Obviously, I was very emotionally confused and hurt by this. I didn’t understand what had gone wrong, nor why I should be on the ground, feeling that part of my tooth was missing, and pulling my hand away to reveal blood and spit in my hand. I remember my mouth feeling a bit off and throbby, but the pain of it didn’t bother me. I was too confused and upset over the boy I once thought was so wonderful being all mean and then haughty with his arms crossed and storming away. He didn’t care that I was bleeding from the mouth. He didn’t care that he’d kicked me.
I was certainly no longer over the moon about Josef Plum, and I was pretty put-off about boys the remainder of my time at Early Years. And since the girls were so prissy and whiny, I pretty much spent all of my time alone after that.
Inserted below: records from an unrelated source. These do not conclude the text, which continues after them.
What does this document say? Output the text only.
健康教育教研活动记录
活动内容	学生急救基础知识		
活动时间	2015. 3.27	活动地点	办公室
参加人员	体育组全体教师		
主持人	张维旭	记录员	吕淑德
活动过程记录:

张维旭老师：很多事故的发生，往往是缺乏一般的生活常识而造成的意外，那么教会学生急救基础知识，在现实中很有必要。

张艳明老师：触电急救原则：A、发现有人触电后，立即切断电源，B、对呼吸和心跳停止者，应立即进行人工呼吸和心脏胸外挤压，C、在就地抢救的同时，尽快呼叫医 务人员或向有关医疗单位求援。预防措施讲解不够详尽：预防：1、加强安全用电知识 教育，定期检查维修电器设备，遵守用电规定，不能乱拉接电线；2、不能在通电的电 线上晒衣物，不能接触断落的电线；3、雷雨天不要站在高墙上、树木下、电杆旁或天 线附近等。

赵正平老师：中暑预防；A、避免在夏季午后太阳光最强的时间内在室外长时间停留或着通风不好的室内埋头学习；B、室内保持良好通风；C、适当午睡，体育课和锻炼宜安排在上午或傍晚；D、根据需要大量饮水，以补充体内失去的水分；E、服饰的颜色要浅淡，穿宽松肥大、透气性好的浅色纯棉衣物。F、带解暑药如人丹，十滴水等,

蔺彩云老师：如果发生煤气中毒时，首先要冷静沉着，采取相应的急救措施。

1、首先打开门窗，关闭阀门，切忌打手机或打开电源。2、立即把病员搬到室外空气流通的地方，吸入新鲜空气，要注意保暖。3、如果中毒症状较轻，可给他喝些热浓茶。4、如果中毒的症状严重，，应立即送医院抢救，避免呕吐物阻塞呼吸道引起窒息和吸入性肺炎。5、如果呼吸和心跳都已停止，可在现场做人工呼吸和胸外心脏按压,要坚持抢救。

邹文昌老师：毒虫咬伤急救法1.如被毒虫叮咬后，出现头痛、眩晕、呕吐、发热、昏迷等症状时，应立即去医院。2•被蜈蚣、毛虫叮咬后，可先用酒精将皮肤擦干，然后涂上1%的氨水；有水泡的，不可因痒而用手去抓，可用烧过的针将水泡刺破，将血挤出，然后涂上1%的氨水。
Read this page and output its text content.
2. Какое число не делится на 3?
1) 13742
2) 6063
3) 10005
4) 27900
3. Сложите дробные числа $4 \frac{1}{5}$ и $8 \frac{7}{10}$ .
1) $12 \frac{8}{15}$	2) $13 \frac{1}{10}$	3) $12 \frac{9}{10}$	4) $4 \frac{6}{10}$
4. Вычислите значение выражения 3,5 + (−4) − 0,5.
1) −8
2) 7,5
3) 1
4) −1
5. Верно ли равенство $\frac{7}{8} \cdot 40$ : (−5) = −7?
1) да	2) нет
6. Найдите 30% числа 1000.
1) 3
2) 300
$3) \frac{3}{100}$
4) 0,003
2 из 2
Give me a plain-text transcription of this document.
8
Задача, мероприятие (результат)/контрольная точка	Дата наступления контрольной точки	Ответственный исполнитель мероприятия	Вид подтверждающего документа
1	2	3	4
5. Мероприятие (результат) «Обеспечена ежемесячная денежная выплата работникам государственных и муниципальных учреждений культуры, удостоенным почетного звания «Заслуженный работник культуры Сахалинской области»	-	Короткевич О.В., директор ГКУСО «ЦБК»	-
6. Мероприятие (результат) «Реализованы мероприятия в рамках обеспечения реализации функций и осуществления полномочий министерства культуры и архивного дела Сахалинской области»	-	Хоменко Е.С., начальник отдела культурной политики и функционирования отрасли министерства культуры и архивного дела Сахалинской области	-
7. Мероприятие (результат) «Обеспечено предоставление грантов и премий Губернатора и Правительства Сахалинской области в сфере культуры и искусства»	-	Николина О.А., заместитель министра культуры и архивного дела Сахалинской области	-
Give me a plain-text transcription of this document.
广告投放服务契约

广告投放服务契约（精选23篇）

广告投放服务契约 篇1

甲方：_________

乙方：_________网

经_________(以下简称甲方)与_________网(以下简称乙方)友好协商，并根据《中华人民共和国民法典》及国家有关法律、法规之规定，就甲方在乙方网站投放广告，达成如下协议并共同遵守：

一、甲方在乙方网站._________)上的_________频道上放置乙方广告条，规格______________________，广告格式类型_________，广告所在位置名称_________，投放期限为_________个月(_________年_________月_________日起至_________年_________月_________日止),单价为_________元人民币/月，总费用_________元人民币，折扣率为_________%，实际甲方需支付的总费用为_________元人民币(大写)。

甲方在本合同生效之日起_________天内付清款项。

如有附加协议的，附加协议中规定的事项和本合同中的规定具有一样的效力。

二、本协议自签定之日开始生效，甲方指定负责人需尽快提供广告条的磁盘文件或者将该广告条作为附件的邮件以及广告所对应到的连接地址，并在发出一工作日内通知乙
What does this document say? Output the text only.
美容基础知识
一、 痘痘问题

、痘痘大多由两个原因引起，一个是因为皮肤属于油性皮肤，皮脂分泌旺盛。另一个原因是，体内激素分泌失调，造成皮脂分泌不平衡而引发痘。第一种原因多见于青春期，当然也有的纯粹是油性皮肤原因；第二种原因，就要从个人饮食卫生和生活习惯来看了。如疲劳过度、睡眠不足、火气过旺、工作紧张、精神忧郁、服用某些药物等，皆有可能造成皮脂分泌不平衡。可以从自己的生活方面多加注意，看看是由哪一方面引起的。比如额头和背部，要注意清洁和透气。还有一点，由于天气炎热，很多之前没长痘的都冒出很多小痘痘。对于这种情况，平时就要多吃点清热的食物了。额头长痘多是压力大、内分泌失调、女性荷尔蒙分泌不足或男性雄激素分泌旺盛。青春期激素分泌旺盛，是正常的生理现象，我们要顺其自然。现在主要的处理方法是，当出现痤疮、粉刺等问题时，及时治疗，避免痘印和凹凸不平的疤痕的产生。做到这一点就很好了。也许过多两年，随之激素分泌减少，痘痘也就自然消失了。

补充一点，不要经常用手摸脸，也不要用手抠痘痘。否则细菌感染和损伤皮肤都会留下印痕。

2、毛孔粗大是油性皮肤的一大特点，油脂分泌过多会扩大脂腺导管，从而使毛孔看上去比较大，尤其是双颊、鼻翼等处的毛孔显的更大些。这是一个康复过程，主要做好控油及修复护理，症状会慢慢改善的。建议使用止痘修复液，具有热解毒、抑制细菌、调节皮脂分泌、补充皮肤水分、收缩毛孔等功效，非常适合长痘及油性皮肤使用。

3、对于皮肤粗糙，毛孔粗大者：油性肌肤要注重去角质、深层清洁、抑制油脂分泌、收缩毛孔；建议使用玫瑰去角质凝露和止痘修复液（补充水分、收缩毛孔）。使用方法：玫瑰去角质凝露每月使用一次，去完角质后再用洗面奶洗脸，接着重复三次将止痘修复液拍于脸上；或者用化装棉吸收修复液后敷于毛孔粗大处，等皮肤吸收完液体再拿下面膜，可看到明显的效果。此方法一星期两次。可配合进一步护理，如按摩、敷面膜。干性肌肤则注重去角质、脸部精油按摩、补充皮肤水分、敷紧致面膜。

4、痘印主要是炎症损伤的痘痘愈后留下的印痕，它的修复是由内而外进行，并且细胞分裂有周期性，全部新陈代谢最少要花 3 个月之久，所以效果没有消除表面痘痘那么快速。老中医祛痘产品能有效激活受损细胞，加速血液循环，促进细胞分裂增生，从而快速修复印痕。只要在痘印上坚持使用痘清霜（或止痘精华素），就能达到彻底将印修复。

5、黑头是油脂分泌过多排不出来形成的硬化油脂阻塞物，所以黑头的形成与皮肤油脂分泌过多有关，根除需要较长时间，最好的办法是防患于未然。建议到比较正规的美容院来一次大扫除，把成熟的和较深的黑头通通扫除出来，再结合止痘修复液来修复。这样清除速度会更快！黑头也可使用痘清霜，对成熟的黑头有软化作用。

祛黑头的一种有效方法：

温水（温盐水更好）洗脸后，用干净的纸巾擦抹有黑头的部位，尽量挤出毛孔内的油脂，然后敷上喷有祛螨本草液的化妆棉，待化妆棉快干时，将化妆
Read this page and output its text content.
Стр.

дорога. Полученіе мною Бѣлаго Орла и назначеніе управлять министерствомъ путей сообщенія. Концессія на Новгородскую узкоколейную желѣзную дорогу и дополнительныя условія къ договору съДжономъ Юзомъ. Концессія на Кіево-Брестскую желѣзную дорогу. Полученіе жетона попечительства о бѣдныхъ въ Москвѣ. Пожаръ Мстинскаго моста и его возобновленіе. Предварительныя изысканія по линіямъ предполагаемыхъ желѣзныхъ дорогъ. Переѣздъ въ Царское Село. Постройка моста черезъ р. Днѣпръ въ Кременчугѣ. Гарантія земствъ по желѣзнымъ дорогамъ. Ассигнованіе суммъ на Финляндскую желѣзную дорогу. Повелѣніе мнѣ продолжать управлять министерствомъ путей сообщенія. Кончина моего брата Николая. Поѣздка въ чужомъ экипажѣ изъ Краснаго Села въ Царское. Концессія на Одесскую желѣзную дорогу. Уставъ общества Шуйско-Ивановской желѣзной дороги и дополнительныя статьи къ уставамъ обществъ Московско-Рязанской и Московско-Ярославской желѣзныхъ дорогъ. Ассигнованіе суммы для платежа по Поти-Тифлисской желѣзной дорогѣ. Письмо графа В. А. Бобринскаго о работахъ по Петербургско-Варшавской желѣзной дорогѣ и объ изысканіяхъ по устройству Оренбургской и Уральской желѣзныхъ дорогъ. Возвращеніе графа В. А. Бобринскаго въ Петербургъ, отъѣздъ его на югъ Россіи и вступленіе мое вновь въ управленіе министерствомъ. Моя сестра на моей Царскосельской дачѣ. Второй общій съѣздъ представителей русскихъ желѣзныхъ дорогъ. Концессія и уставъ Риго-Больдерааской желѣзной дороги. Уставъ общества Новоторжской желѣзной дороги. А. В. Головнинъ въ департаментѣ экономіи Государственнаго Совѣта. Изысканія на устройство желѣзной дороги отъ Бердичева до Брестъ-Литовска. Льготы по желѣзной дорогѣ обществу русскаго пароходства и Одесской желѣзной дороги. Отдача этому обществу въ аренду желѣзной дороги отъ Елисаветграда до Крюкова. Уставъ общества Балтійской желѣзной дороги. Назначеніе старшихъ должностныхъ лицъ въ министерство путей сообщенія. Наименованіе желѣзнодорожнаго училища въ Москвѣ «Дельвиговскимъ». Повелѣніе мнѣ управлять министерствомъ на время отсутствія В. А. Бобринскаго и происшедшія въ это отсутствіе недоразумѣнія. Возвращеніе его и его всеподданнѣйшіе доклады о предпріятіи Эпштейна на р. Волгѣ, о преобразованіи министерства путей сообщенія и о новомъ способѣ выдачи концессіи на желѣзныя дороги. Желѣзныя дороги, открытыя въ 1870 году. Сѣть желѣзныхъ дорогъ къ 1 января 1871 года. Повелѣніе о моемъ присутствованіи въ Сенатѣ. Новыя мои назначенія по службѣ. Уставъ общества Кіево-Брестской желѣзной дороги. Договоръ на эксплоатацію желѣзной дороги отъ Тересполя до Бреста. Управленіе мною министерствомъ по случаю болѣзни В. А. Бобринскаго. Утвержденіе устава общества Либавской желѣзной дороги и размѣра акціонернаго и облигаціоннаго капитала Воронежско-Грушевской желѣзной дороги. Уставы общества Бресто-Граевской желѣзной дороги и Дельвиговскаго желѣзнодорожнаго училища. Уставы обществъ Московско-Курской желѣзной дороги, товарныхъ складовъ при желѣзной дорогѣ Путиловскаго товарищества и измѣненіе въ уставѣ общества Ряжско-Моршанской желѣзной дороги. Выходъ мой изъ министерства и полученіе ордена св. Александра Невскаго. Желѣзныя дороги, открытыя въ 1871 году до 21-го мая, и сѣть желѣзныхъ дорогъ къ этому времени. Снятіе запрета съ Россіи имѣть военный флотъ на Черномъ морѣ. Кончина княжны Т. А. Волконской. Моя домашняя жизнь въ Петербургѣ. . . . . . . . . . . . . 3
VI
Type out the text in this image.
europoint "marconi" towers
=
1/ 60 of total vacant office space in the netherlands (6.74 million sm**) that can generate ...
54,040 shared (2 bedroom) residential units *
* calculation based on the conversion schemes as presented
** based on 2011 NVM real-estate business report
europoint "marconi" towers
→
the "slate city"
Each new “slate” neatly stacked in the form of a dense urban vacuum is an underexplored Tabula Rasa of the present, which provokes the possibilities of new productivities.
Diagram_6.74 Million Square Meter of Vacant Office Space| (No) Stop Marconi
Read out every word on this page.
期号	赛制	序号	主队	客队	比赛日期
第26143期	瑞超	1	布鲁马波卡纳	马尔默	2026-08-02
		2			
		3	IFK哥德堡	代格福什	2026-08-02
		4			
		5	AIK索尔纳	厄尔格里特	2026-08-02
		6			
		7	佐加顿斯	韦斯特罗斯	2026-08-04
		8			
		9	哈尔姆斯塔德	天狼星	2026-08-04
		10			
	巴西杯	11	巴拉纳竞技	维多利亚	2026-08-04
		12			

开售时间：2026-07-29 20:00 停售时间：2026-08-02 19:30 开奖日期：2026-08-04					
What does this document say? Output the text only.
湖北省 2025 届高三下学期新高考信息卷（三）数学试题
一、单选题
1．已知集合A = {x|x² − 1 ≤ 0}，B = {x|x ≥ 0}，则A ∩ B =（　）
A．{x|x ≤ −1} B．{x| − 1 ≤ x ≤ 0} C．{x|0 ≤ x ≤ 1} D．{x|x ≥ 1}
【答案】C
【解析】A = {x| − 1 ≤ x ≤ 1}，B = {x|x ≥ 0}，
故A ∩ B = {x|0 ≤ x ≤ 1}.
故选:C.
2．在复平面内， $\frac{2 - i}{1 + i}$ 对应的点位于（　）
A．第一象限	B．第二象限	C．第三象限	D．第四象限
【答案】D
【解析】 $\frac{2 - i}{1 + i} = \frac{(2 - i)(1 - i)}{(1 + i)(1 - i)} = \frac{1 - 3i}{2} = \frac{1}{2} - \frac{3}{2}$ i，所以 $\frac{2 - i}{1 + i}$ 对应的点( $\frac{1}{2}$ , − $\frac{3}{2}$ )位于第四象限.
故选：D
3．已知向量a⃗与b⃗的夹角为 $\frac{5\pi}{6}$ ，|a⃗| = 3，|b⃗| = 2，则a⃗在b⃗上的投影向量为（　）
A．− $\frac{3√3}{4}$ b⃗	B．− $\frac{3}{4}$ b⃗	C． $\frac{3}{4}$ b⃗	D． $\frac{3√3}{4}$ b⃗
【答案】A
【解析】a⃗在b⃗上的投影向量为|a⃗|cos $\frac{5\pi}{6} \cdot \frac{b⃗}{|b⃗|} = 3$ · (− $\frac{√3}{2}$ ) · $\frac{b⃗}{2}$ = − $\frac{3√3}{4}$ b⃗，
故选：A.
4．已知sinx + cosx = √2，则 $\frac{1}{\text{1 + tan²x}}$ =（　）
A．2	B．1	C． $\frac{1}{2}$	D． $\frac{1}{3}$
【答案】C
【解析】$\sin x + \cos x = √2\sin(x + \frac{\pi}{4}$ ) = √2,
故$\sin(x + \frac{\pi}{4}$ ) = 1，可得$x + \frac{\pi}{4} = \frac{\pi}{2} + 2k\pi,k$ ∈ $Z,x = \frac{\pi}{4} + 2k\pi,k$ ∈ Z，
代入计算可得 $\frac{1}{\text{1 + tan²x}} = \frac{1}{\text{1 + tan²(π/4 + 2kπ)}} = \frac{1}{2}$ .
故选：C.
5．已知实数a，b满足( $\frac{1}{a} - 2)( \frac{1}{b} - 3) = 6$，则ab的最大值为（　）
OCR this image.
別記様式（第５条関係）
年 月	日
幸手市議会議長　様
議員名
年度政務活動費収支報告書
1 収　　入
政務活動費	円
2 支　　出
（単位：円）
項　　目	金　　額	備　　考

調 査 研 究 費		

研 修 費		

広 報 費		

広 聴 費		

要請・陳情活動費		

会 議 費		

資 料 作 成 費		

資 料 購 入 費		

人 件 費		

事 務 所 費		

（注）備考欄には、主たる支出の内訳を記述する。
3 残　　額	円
Fast forward seven years later and I ended up in this private Catholic school. My mother had gone to a religious day school in her youth and then an all-girls Catholic boarding school during high school, so she was revved up that I get into this school. She first mentioned the idea when I was about six or seven and I excitedly said I’d like to go. The reason was that two of my best friends attended that school. By the time that 1990 rolls around and my mother’s announcing that I was accepted to Sacred Heart, I was not thrilled. For several reason. I was no longer friends with one of those girls, because our mother’s were no longer friends. I would be in a grade ahead of the other friend. I was perfectly fine at the public school I was attending and had friends there.
But, I was accepted and my mother was not backing down. Perhaps I will follow this post with one all about that school, because it is a long story that I never discuss, but this post is not the time. This being a private school in a small town, it had a very, very small attendance. I was just leaving the fourth (and last grade) at my current elementary and had been there since Kindergarten. It was not a large school either, but I was accustomed to six to eight different classes of 25 or so students each within each grade. Sacred Heart had one class of about 15 students per grade from Pre-K through to Sixth Grade. Most of these students had been at Sacred Heart since Pre-K, or at least since Kindergarten. It was super tight-knit. And for myself, coming in at fifth grade, while I wasn’t really aware prior to my first day, I was not going to fit in. Actually I wasn’t going to be allowed to fit in, more like it.
So, on my first day of school, I’m wearing the blue tartan jumper, white blouse, and a whole itinerary of approved uniform clothing details; my nervousness levels through the roof. I walk in to the first grade classroom and there is a boy sitting at one of the desks who looks awfully familiar. Our teacher, one of only two nuns in the faculty, starts to call role and clearly states, “Plum, Josef” when she’d arrived at the P’s. After a few weeks there, I asked if he’d ever attended Early Years, to which he responded, “Yes.” He asked if I’d attended. I muttered a yes, but did not mention the face kicking incident. Well, not until the end of sixth grade when I’d had it well beyond my tolerance level for those bitchy private school kids.
And that boys and girls is the disastrous story of My First Crush.